J.M. Smucker, the parent company of United States (US) coffee home and instant giant Folgers, has reported a below estimate profit forecast for 2025, with inflating coffee prices expected to squeeze the company’s margin.
The updated full-year fiscal 2026 guidance shows J.M. Smucker forecasts a 3.5 to 4.5 per cent net sales increase, revised from a three to five per cent increase previously estimated.
“The Company continues to operate in a dynamic and evolving external environment, including tariffs and related trade impacts, regulatory and policy changes, ongoing input inflation, and changes in consumer behaviours that could impact its fiscal year 2026 outlook,” the company’s Fiscal 2026 Second Quarter Results report reads.
“This updated guidance reflects the Company’s expectations based on its current understanding of these factors.”

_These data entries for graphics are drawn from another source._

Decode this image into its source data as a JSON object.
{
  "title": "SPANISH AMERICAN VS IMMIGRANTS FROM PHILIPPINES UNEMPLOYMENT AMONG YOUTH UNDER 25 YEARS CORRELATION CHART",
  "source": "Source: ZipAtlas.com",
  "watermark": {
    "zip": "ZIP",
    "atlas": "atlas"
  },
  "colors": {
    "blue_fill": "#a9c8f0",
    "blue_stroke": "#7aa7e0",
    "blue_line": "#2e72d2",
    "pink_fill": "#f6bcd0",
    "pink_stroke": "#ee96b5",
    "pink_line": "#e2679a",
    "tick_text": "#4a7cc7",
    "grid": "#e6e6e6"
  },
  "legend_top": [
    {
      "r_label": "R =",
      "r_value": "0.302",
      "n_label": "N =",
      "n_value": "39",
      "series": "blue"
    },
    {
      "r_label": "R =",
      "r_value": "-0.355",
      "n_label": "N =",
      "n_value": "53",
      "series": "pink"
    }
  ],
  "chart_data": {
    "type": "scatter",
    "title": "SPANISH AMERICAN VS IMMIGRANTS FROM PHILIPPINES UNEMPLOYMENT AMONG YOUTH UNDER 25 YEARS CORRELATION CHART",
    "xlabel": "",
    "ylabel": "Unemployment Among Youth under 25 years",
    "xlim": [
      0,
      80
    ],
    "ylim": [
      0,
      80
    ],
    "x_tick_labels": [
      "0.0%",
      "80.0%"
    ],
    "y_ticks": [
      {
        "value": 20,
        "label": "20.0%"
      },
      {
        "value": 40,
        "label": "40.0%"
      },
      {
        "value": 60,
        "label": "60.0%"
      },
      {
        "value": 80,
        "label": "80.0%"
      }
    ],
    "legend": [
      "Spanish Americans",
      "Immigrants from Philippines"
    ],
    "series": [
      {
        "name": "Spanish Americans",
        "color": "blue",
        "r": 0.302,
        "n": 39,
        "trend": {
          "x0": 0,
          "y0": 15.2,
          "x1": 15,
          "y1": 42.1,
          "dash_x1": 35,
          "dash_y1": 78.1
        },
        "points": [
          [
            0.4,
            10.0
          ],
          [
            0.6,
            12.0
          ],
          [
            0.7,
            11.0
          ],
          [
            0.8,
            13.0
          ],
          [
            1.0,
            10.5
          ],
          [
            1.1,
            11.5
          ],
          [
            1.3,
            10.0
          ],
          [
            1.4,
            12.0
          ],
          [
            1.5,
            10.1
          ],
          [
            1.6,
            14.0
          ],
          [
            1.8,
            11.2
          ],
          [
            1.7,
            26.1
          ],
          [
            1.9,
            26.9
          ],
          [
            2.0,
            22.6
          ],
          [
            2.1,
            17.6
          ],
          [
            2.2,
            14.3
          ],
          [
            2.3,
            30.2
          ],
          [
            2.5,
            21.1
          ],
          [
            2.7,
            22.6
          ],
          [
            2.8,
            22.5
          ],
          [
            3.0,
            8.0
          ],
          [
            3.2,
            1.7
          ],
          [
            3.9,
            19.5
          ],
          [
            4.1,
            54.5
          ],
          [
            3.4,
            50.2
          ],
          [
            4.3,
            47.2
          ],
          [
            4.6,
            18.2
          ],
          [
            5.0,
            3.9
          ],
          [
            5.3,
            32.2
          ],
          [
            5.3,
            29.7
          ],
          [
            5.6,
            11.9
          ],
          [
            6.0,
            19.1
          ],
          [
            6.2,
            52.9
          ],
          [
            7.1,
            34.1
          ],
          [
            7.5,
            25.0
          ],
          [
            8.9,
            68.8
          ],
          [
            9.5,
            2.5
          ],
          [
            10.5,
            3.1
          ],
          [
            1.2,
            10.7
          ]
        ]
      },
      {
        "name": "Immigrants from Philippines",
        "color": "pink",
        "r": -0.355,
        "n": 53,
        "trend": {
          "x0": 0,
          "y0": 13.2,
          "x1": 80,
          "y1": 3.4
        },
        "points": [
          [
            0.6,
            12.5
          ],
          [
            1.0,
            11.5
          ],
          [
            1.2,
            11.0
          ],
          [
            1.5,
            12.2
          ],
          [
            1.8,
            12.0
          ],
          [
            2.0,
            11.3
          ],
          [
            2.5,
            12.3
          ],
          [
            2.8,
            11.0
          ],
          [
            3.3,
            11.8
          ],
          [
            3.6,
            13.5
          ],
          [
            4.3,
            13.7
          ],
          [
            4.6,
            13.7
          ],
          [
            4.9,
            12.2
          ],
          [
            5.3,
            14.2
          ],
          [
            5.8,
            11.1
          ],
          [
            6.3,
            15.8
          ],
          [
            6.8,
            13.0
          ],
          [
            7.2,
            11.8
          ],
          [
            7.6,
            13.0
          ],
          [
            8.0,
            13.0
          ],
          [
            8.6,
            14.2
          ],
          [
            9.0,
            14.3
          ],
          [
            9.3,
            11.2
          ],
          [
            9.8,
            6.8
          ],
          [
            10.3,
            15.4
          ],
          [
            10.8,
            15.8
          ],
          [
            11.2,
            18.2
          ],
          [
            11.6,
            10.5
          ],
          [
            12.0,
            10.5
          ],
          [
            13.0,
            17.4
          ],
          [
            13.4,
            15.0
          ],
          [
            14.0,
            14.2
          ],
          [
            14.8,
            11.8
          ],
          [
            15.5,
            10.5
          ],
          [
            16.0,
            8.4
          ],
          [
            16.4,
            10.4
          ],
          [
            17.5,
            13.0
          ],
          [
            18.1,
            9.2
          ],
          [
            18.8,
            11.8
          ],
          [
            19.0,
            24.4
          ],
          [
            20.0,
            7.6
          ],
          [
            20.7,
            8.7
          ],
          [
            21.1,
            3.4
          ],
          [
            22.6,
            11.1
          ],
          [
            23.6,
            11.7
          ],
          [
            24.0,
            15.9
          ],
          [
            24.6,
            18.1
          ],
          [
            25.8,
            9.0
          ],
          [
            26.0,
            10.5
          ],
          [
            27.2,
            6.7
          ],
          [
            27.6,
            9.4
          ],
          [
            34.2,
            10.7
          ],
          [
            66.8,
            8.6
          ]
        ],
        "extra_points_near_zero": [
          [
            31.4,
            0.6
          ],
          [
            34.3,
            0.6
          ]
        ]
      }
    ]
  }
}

The post-earnings shareholder call featured executives stating the company is absorbing the added costs of tariffs and inflation without raising prices in its coffee portfolio, resulting in additional costs of about US$75 million.
These added costs resulted in a decrease of US retail coffee segment profit of US$48.4 million, falling to US$154.3 million from US$848.9 million of net sales.
It also reported a decrease in demand for coffee in its international and away from home segment.
Despite the headwinds, CEO and Chair of the Board Mark Smucker says the overall results from the quarter are largely positive.
“We are pleased with our second quarter results and the positive momentum that we are experiencing in our business,” he says.
“Our top-line growth was driven by ongoing demand for our portfolio of leading brands, and out bottom-line results reflect disciplined cost management and business execution.
“While the overall environment remains dynamic, we continue to navigate successfully what we can control and advance our three strategic priorities of accelerating organic growth, embedding transformation in our every day, and fostering a ‘Be Bold’ mindset.”